Unfortunately there are a couple issues with this. The first being it ends up not falling under and interfering with trying to keep a single-point-of-contact Help Desk. Part of the problem here I think stems from the fact that often the front line doesn't have enough technical knowledge to see the reasoning (or doesn't care about telling the user about it), and doesn't have an interest in learning it, so passes information through that sounds like an arbitrary mandate. The problem isn't needing to change the Help Desk model, that's needed for a lot of the front line stuff. Sysadmins need uninterrupted time to concentrate and work on projects. The people I work with for example understand that they can't always come to me with stuff. Most stuff goes to the Help Desk, especially if they need response right away. If it's an explanation that will end up with jumping through hoops at the Help Desk and they're willing to wait for action, it may not go through there. They understand I can't respond to stuff instantly (although for simple stuff I know the history and can do it in 10 seconds rather than them spending 30 minutes explaining what it is to someone asking completely unrelated things because they don't know it), and in some cases may take weeks to finish a request. And and understanding or dealing with the occasional "that needs to go through the Help Desk". I think there's probably a good medium between the techs dealing with people and the Help Desk workers understanding and communicating reasonings. There's also the need to get the information out to work the way down the chain through smaller jumps in technical knowledge, somehow minimizing the telephone effect.

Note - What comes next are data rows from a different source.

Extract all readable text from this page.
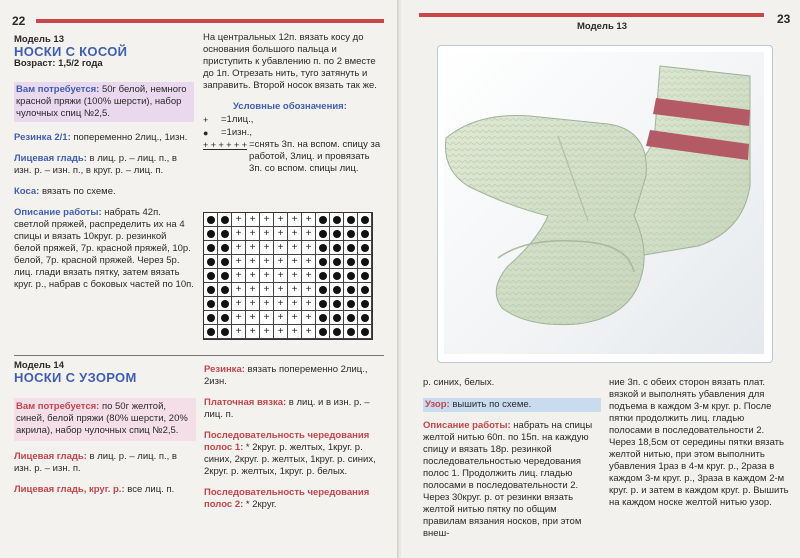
22
Модель 13
НОСКИ С КОСОЙ
Возраст: 1,5/2 года
Вам потребуется: 50г белой, немного красной пряжи (100% шерсти), набор чулочных спиц №2,5.

Резинка 2/1: попеременно 2лиц., 1изн.

Лицевая гладь: в лиц. р. – лиц. п., в изн. р. – изн. п., в круг. р. – лиц. п.

Коса: вязать по схеме.

Описание работы: набрать 42п. светлой пряжей, распределить их на 4 спицы и вязать 10круг. р. резинкой белой пряжей, 7р. красной пряжей, 10р. белой, 7р. красной пряжей. Через 5р. лиц. глади вязать пятку, затем вязать круг. р., набрав с боковых частей по 10п.

На центральных 12п. вязать косу до основания большого пальца и приступить к убавлению п. по 2 вместе до 1п. Отрезать нить, туго затянуть и заправить. Второй носок вязать так же.

Условные обозначения:
+	=1лиц.,
●	=1изн.,
+ + + + + + =снять 3п. на вспом. спицу за работой, 3лиц. и провязать 3п. со вспом. спицы лиц.
+ + + + + +
+ + + + + +
+ + + + + +
+ + + + + +
+ + + + + +
+ + + + + +
+ + + + + +
+ + + + + +
+ + + + + +
Модель 14
НОСКИ С УЗОРОМ
Вам потребуется: по 50г желтой, синей, белой пряжи (80% шерсти, 20% акрила), набор чулочных спиц №2,5.

Лицевая гладь: в лиц. р. – лиц. п., в изн. р. – изн. п.

Лицевая гладь, круг. р.: все лиц. п.

Резинка: вязать попеременно 2лиц., 2изн.

Платочная вязка: в лиц. и в изн. р. – лиц. п.

Последовательность чередования полос 1: * 2круг. р. желтых, 1круг. р. синих, 2круг. р. желтых, 1круг. р. синих, 2круг. р. желтых, 1круг. р. белых.

Последовательность чередования полос 2: * 2круг.

Модель 13
23

р. синих, белых.

Узор: вышить по схеме.

Описание работы: набрать на спицы желтой нитью 60п. по 15п. на каждую спицу и вязать 18р. резинкой последовательностью чередования полос 1. Продолжить лиц. гладью полосами в последовательности 2. Через 30круг. р. от резинки вязать желтой нитью пятку по общим правилам вязания носков, при этом внеш-

ние 3п. с обеих сторон вязать плат. вязкой и выполнять убавления для подъема в каждом 3-м круг. р. После пятки продолжить лиц. гладью полосами в последовательности 2. Через 18,5см от середины пятки вязать желтой нитью, при этом выполнить убавления 1раз в 4-м круг. р., 2раза в каждом 3-м круг. р., 3раза в каждом 2-м круг. р. и затем в каждом круг. р. Вышить на каждом носке желтой нитью узор.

Of course there are always the people who won't care, and will refuse all attempts to explain anything. Those are the ones who will probably need a few rounds of getting their identity stolen or financial accounts compromised, and losing their data due to lack of any sort of data management habits before thinking there may be a reason behind why they can't do whatever they want. What are your opinions on this issue?

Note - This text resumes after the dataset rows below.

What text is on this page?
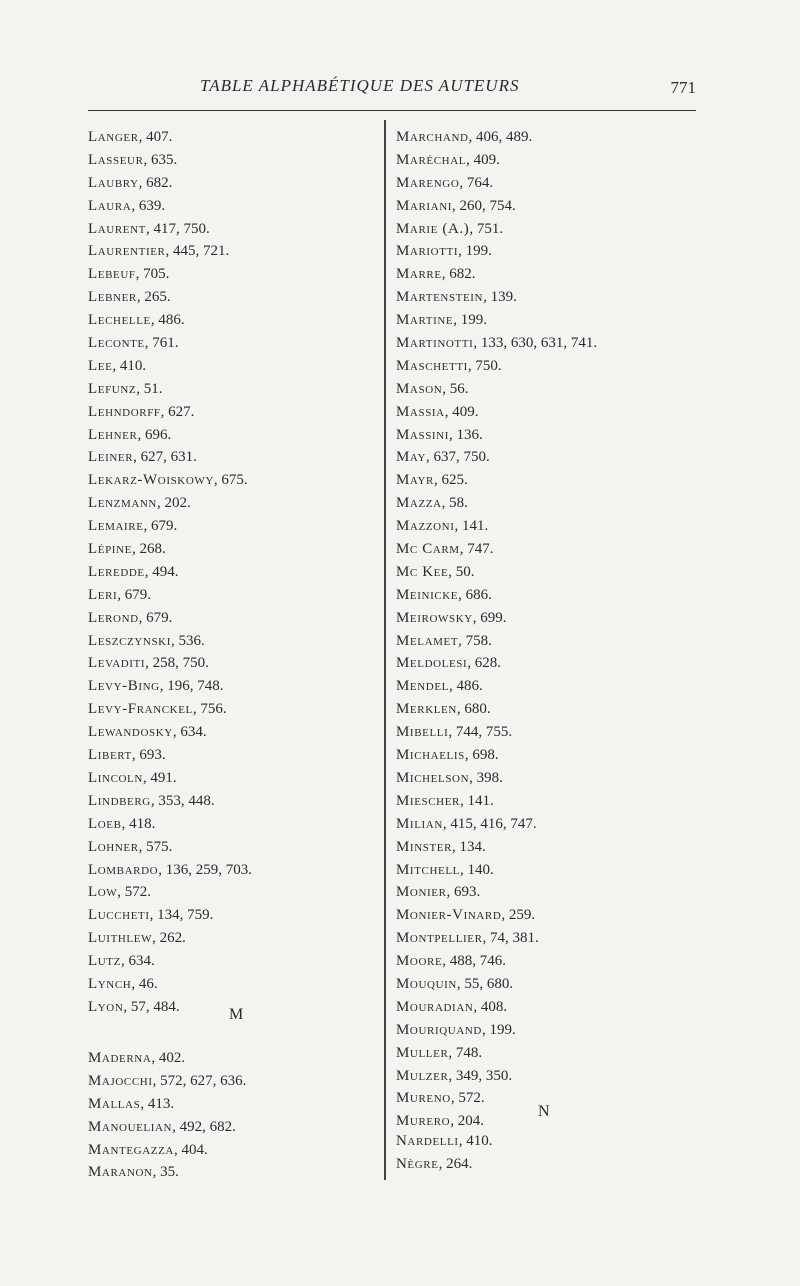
TABLE ALPHABÉTIQUE DES AUTEURS	771
Langer, 407.
Lasseur, 635.
Laubry, 682.
Laura, 639.
Laurent, 417, 750.
Laurentier, 445, 721.
Lebeuf, 705.
Lebner, 265.
Lechelle, 486.
Leconte, 761.
Lee, 410.
Lefunz, 51.
Lehndorff, 627.
Lehner, 696.
Leiner, 627, 631.
Lekarz-Woiskowy, 675.
Lenzmann, 202.
Lemaire, 679.
Lépine, 268.
Leredde, 494.
Leri, 679.
Lerond, 679.
Leszczynski, 536.
Levaditi, 258, 750.
Levy-Bing, 196, 748.
Levy-Franckel, 756.
Lewandosky, 634.
Libert, 693.
Lincoln, 491.
Lindberg, 353, 448.
Loeb, 418.
Lohner, 575.
Lombardo, 136, 259, 703.
Low, 572.
Luccheti, 134, 759.
Luithlew, 262.
Lutz, 634.
Lynch, 46.
Lyon, 57, 484.	M
Maderna, 402.
Majocchi, 572, 627, 636.
Mallas, 413.
Manouelian, 492, 682.
Mantegazza, 404.
Maranon, 35.
Marchand, 406, 489.
Maréchal, 409.
Marengo, 764.
Mariani, 260, 754.
Marie (A.), 751.
Mariotti, 199.
Marre, 682.
Martenstein, 139.
Martine, 199.
Martinotti, 133, 630, 631, 741.
Maschetti, 750.
Mason, 56.
Massia, 409.
Massini, 136.
May, 637, 750.
Mayr, 625.
Mazza, 58.
Mazzoni, 141.
Mc Carm, 747.
Mc Kee, 50.
Meinicke, 686.
Meirowsky, 699.
Melamet, 758.
Meldolesi, 628.
Mendel, 486.
Merklen, 680.
Mibelli, 744, 755.
Michaelis, 698.
Michelson, 398.
Miescher, 141.
Milian, 415, 416, 747.
Minster, 134.
Mitchell, 140.
Monier, 693.
Monier-Vinard, 259.
Montpellier, 74, 381.
Moore, 488, 746.
Mouquin, 55, 680.
Mouradian, 408.
Mouriquand, 199.
Muller, 748.
Mulzer, 349, 350.
Mureno, 572.
Murero, 204.
N
Nardelli, 410.
Nègre, 264.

Aaron Margosis posted an interesting thought on Anti-Virus vs Non-Admin (LUA). Basically with what's out there and the assumptions it makes, it's currently better to just run LUA (not as an Administrator) without any anti-virus or anti-malware than to run as admin because the protection software breaks otherwise.
I didn't realize there was such broken "security" software for Windows. They didn't name names in the articles though. Does anyone know which they are so I can avoid them when others ask me?

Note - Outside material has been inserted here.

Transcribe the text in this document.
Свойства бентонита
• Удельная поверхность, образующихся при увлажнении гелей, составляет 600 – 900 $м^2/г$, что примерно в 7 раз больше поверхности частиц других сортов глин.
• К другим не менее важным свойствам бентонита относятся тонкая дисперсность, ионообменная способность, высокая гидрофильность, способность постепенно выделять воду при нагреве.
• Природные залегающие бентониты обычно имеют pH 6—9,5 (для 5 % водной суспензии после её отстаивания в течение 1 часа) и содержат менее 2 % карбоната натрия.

There's a remote code execution vulnerability in Macromedia Flash client. The vulnerability also includes Shockwave due to the embedded flash support. Unfortunately this seems to be preinstalled almost everywhere and considered safe usually, so it's a rather big one. Download links to new versions are on that page. As a side note I recommend Flashblock both to minimize general annoyance and to help minimize the impact of things like this (it turns it into a click-to-exploit rather than load-page-to-exploit). You can check your version of Flash Player (should be at least 8.0.24) and Shockwave Player (should be at least 10.1.1 (10.1r(\d+) on the check is 10.1.0.x\1)) on Macromedia's site.